The picture is mixed because some of the more developed resorts like Cancun haven’t suffered from Sargassum as much as resorts further south, like Playa del Carmen and Tulum.

Ocean currents and islands like Isla Mujeres protect Cancun from much of the floating sargassum. Given the large number of large hotels in Cancun with huge cleaning crews and money to deploy booms, incoming sargassum is cleared faster.

The jury is still out on floating booms, intended to trap sargassum mats at sea before they reach the beach.

“When the sea is calm, all types of booms work,” said Rodriguez Martinez. “When there are waves, none of them work.”

Some tourists love the area so much that they will keep coming back.

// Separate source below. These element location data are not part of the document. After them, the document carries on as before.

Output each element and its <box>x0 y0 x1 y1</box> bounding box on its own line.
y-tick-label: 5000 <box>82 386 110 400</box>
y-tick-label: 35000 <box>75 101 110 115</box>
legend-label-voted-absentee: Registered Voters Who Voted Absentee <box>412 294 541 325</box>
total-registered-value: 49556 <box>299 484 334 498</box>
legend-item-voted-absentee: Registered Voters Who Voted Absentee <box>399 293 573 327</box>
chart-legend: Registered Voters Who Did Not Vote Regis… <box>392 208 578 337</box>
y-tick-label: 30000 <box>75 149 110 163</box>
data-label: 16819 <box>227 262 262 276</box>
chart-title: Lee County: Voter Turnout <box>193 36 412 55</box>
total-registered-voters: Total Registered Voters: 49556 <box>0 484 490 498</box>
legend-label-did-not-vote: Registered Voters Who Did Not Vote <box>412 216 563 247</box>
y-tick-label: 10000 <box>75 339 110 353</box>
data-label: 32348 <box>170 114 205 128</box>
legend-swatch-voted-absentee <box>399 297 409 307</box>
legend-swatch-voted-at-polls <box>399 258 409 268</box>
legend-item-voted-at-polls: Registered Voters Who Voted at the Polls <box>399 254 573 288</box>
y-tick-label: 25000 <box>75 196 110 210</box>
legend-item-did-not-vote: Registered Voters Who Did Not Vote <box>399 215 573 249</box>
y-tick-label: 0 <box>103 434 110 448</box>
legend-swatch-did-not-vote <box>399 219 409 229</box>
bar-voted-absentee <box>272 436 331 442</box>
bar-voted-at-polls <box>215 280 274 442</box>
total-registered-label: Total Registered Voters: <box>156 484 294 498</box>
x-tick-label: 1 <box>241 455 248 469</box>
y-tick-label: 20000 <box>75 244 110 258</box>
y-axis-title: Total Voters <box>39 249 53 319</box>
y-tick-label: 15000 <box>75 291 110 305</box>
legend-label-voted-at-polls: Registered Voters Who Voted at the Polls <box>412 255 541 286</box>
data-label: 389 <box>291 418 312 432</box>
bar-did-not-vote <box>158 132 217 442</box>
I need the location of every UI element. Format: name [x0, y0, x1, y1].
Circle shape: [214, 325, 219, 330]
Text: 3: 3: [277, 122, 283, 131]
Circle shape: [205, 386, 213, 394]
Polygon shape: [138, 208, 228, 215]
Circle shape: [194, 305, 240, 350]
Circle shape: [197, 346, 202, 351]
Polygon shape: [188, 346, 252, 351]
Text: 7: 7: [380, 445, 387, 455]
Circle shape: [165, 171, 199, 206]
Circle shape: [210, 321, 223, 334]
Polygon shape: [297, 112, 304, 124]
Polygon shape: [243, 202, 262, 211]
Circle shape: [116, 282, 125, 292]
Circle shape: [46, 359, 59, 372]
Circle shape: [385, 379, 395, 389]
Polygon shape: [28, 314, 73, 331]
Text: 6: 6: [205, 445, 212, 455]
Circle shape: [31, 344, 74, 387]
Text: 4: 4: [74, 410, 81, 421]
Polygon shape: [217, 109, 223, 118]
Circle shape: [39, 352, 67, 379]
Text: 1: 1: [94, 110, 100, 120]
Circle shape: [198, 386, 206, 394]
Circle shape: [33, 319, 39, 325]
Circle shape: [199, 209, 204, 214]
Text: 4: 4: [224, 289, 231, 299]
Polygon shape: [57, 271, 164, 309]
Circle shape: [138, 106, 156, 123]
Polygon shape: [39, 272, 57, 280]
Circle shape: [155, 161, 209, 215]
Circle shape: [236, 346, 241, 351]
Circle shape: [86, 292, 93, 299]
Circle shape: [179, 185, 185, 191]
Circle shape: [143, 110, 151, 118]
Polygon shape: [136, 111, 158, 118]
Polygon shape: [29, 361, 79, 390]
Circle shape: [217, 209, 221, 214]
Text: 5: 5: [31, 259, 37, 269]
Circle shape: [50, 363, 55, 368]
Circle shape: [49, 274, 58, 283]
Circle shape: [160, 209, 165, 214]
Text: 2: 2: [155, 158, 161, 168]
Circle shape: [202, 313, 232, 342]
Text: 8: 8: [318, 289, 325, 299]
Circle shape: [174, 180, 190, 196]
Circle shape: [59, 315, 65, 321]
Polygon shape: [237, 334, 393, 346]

“I’ll definitely be back. We love this place,” said Jeff Chambers, a tourist from Palm Desert, Calif., who was walking down Tulum’s main coastal street. “We like things a little slower.”

Some locals like Victor Reyes, who works in real estate in Tulum, are more optimistic about the algae, noting that it’s not that bad during the winter months.

“In winter, it’s better. In November, when tourists want to come, there is no more sargassum,” says Reyes.

As bad as sargassum is for people – and Collado-Vides points out that many more studies are needed – it’s much worse for seagrass, fish and other sea life smothered by algae that sink to the bottom, break down and create oxygen-depleted or anoxic. layers similar to dead zones.

“The sargassum sits there and goes down the water column so no one sees it, but basically it creates anoxic conditions,” she said.

Recounting a recent monitoring expedition, Collado-Vides said, “It’s really terrible…the amount of vertebrates, the amount of crabs, the amount of dead fish in just one square meter quadrant.”